Back to projects
work

Groups Digest

Overhauled the email digest pipeline — from unreliable cron jobs to priority queues, dedicated Redis infrastructure, and proper observability.

Redis Terraform Nomad PHP Prometheus

Freelancer Groups is a social feature serving 25M+ users — communities where freelancers post updates, share work, and collaborate. Each group generates activity that members receive as digest emails summarising what they missed.

Email digests sound simple. At scale they’re not. By early 2025 the existing pipeline had reliability problems: worker OOM crashes on large groups, no separation between high-traffic and low-traffic groups, cron jobs with no log capture, and no visibility into whether emails were actually being delivered on time.

The overhaul covered the application code, the infrastructure underneath it, and the observability on top.

Pipeline

The digest processor was reworked to split jobs into priority and standard queues, so high-engagement groups get processed first rather than waiting behind the full backlog.
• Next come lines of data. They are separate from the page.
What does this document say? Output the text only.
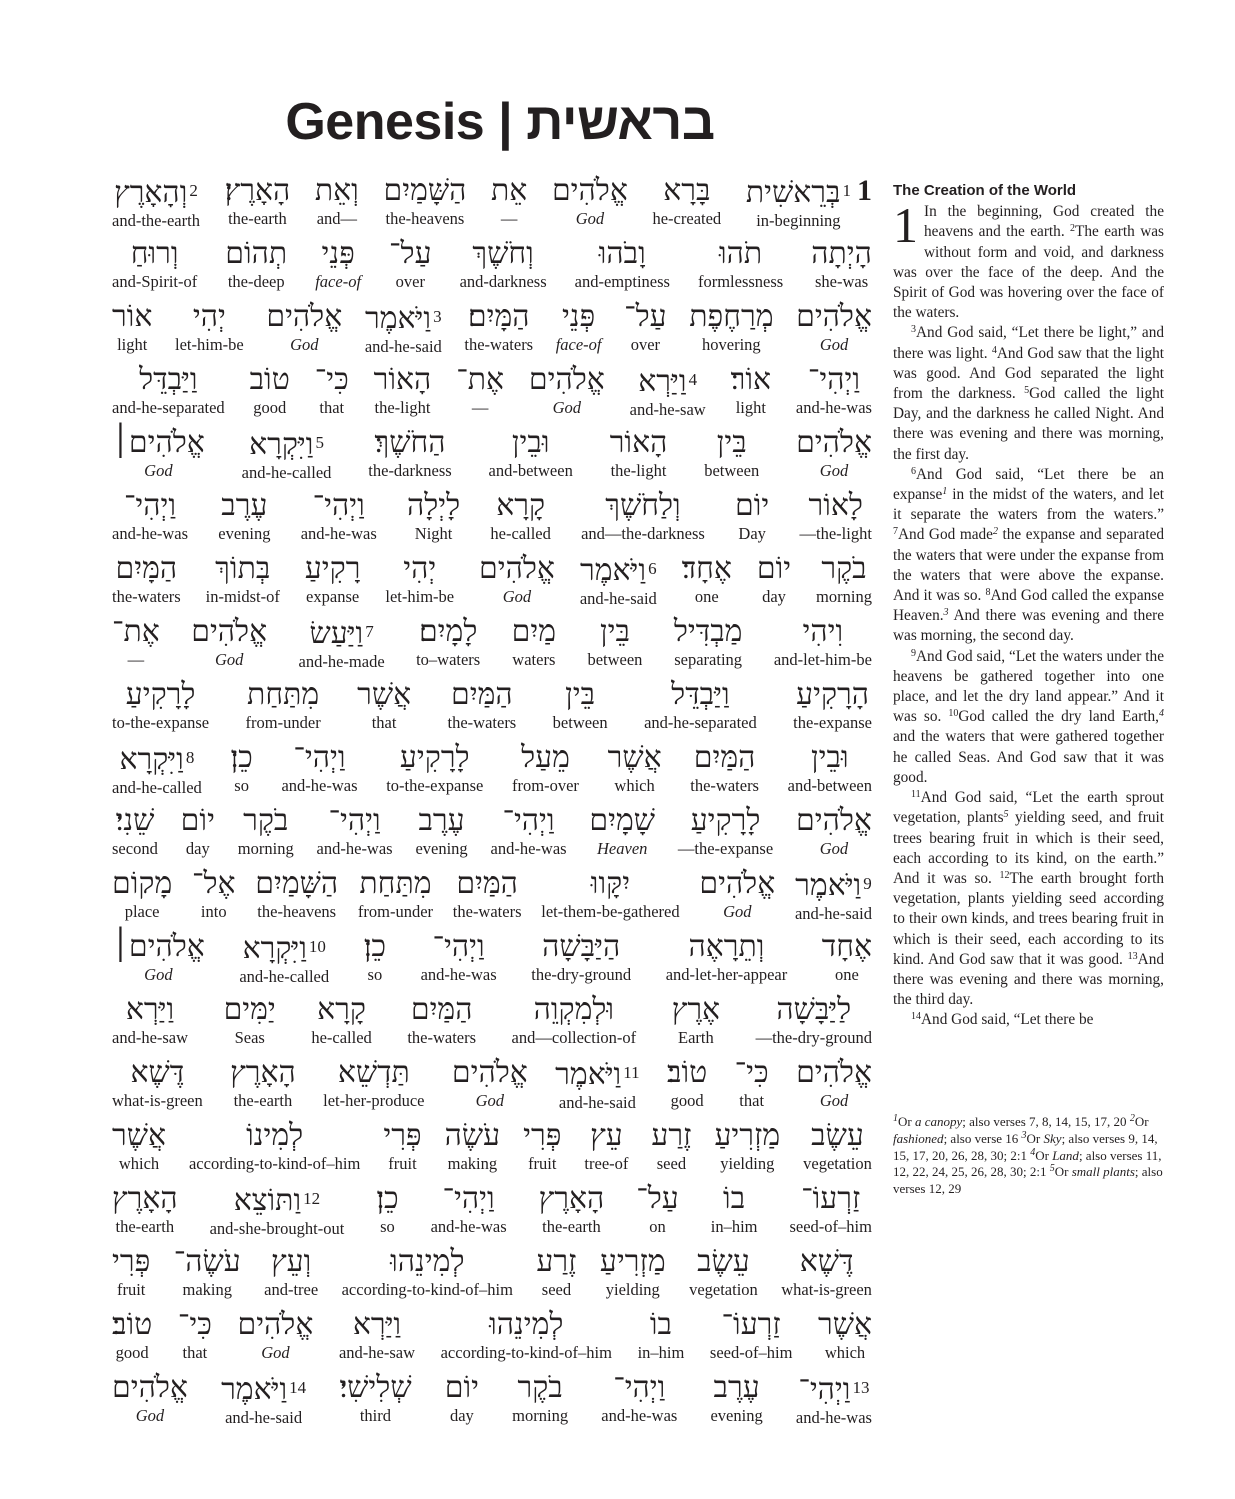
Genesis | בראשית
1
$^1$בְּרֵאשִׁית
in-beginning
בָּרָא
he-created
אֱלֹהִים
God
אֵת
—
הַשָּׁמַיִם
the-heavens
וְאֵת
and—
הָאָרֶץ׃
the-earth
$^2$וְהָאָרֶץ
and-the-earth
הָיְתָה
she-was
תֹהוּ
formlessness
וָבֹהוּ
and-emptiness
וְחֹשֶׁךְ
and-darkness
עַל־
over
פְּנֵי
face-of
תְהוֹם
the-deep
וְרוּחַ
and-Spirit-of
אֱלֹהִים
God
מְרַחֶפֶת
hovering
עַל־
over
פְּנֵי
face-of
הַמָּיִם׃
the-waters
$^3$וַיֹּאמֶר
and-he-said
אֱלֹהִים
God
יְהִי
let-him-be
אוֹר
light
וַיְהִי־
and-he-was
אוֹר׃
light
$^4$וַיַּרְא
and-he-saw
אֱלֹהִים
God
אֶת־
—
הָאוֹר
the-light
כִּי־
that
טוֹב
good
וַיַּבְדֵּל
and-he-separated
אֱלֹהִים
God
בֵּין
between
הָאוֹר
the-light
וּבֵין
and-between
הַחֹשֶׁךְ׃
the-darkness
$^5$וַיִּקְרָא
and-he-called
אֱלֹהִים׀
God
לָאוֹר
—the-light
יוֹם
Day
וְלַחֹשֶׁךְ
and—the-darkness
קָרָא
he-called
לָיְלָה
Night
וַיְהִי־
and-he-was
עֶרֶב
evening
וַיְהִי־
and-he-was
בֹקֶר
morning
יוֹם
day
אֶחָד׃
one
$^6$וַיֹּאמֶר
and-he-said
אֱלֹהִים
God
יְהִי
let-him-be
רָקִיעַ
expanse
בְּתוֹךְ
in-midst-of
הַמָּיִם
the-waters
וִיהִי
and-let-him-be
מַבְדִּיל
separating
בֵּין
between
מַיִם
waters
לָמָיִם׃
to–waters
$^7$וַיַּעַשׂ
and-he-made
אֱלֹהִים
God
אֶת־
—
הָרָקִיעַ
the-expanse
וַיַּבְדֵּל
and-he-separated
בֵּין
between
הַמַּיִם
the-waters
אֲשֶׁר
that
מִתַּחַת
from-under
לָרָקִיעַ
to-the-expanse
וּבֵין
and-between
הַמַּיִם
the-waters
אֲשֶׁר
which
מֵעַל
from-over
לָרָקִיעַ
to-the-expanse
וַיְהִי־
and-he-was
כֵן׃
so
$^8$וַיִּקְרָא
and-he-called
אֱלֹהִים
God
לָרָקִיעַ
—the-expanse
שָׁמָיִם
Heaven
וַיְהִי־
and-he-was
עֶרֶב
evening
וַיְהִי־
and-he-was
בֹקֶר
morning
יוֹם
day
שֵׁנִי׃
second
$^9$וַיֹּאמֶר
and-he-said
אֱלֹהִים
God
יִקָּווּ
let-them-be-gathered
הַמַּיִם
the-waters
מִתַּחַת
from-under
הַשָּׁמַיִם
the-heavens
אֶל־
into
מָקוֹם
place
אֶחָד
one
וְתֵרָאֶה
and-let-her-appear
הַיַּבָּשָׁה
the-dry-ground
וַיְהִי־
and-he-was
כֵן׃
so
$^{10}$וַיִּקְרָא
and-he-called
אֱלֹהִים׀
God
לַיַּבָּשָׁה
—the-dry-ground
אֶרֶץ
Earth
וּלְמִקְוֵה
and—collection-of
הַמַּיִם
the-waters
קָרָא
he-called
יַמִּים
Seas
וַיַּרְא
and-he-saw
אֱלֹהִים
God
כִּי־
that
טוֹב׃
good
$^{11}$וַיֹּאמֶר
and-he-said
אֱלֹהִים
God
תַּדְשֵׁא
let-her-produce
הָאָרֶץ
the-earth
דֶּשֶׁא
what-is-green
עֵשֶׂב
vegetation
מַזְרִיעַ
yielding
זֶרַע
seed
עֵץ
tree-of
פְּרִי
fruit
עֹשֶׂה
making
פְּרִי
fruit
לְמִינוֹ
according-to-kind-of–him
אֲשֶׁר
which
זַרְעוֹ־
seed-of–him
בוֹ
in–him
עַל־
on
הָאָרֶץ
the-earth
וַיְהִי־
and-he-was
כֵן׃
so
$^{12}$וַתּוֹצֵא
and-she-brought-out
הָאָרֶץ
the-earth
דֶּשֶׁא
what-is-green
עֵשֶׂב
vegetation
מַזְרִיעַ
yielding
זֶרַע
seed
לְמִינֵהוּ
according-to-kind-of–him
וְעֵץ
and-tree
עֹשֶׂה־
making
פְּרִי
fruit
אֲשֶׁר
which
זַרְעוֹ־
seed-of–him
בוֹ
in–him
לְמִינֵהוּ
according-to-kind-of–him
וַיַּרְא
and-he-saw
אֱלֹהִים
God
כִּי־
that
טוֹב׃
good
$^{13}$וַיְהִי־
and-he-was
עֶרֶב
evening
וַיְהִי־
and-he-was
בֹקֶר
morning
יוֹם
day
שְׁלִישִׁי׃
third
$^{14}$וַיֹּאמֶר
and-he-said
אֱלֹהִים
God
The Creation of the World

1 In the beginning, God created the heavens and the earth. $^2$The earth was without form and void, and darkness was over the face of the deep. And the Spirit of God was hovering over the face of the waters.

$^3$And God said, “Let there be light,” and there was light. $^4$And God saw that the light was good. And God separated the light from the darkness. $^5$God called the light Day, and the darkness he called Night. And there was evening and there was morning, the first day.

$^6$And God said, “Let there be an expanse$^1$ in the midst of the waters, and let it separate the waters from the waters.” $^7$And God made$^2$ the expanse and separated the waters that were under the expanse from the waters that were above the expanse. And it was so. $^8$And God called the expanse Heaven.$^3$ And there was evening and there was morning, the second day.

$^9$And God said, “Let the waters under the heavens be gathered together into one place, and let the dry land appear.” And it was so. $^{10}$God called the dry land Earth,$^4$ and the waters that were gathered together he called Seas. And God saw that it was good.

$^{11}$And God said, “Let the earth sprout vegetation, plants$^5$ yielding seed, and fruit trees bearing fruit in which is their seed, each according to its kind, on the earth.” And it was so. $^{12}$The earth brought forth vegetation, plants yielding seed according to their own kinds, and trees bearing fruit in which is their seed, each according to its kind. And God saw that it was good. $^{13}$And there was evening and there was morning, the third day.

$^{14}$And God said, “Let there be

$^1$Or a canopy; also verses 7, 8, 14, 15, 17, 20 $^2$Or fashioned; also verse 16 $^3$Or Sky; also verses 9, 14, 15, 17, 20, 26, 28, 30; 2:1 $^4$Or Land; also verses 11, 12, 22, 24, 25, 26, 28, 30; 2:1 $^5$Or small plants; also verses 12, 29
An OOM guard filters inactive users (not seen in 90+ days) from large group digests — these were the jobs that had been crashing workers. Redis key fetching was narrowed to only the fields needed, and persistent RabbitMQ connections replaced per-job reconnects.

The whole pipeline is covered by a functional test suite that exercises the full path from job creation through to email output.

Infrastructure

The priority queue needed its own Redis cluster — provisioned from scratch via Terraform with security groups, HAProxy routing, and TTLs on all keys to prevent unbounded memory growth. Cron execution was migrated to Nomad with full stderr/stdout capture, replacing fire-and-forget cron jobs that silently failed.

Observability

Groups Digest Grafana dashboard — queue health, Redis metrics, cron execution, error logs

Grafana dashboard tracking the full pipeline: queue completion times, pending jobs, processing rates, cron execution, Redis memory and key counts, and error logs. Priority and standard queues are tracked independently.

A Prometheus and Alertmanager stack monitors the full pipeline — queue depth gauges, processing rate counters, cron success/failure tracking, Redis memory pressure, and key expiry rates. Alerts page on-call when queues stall or error rates spike.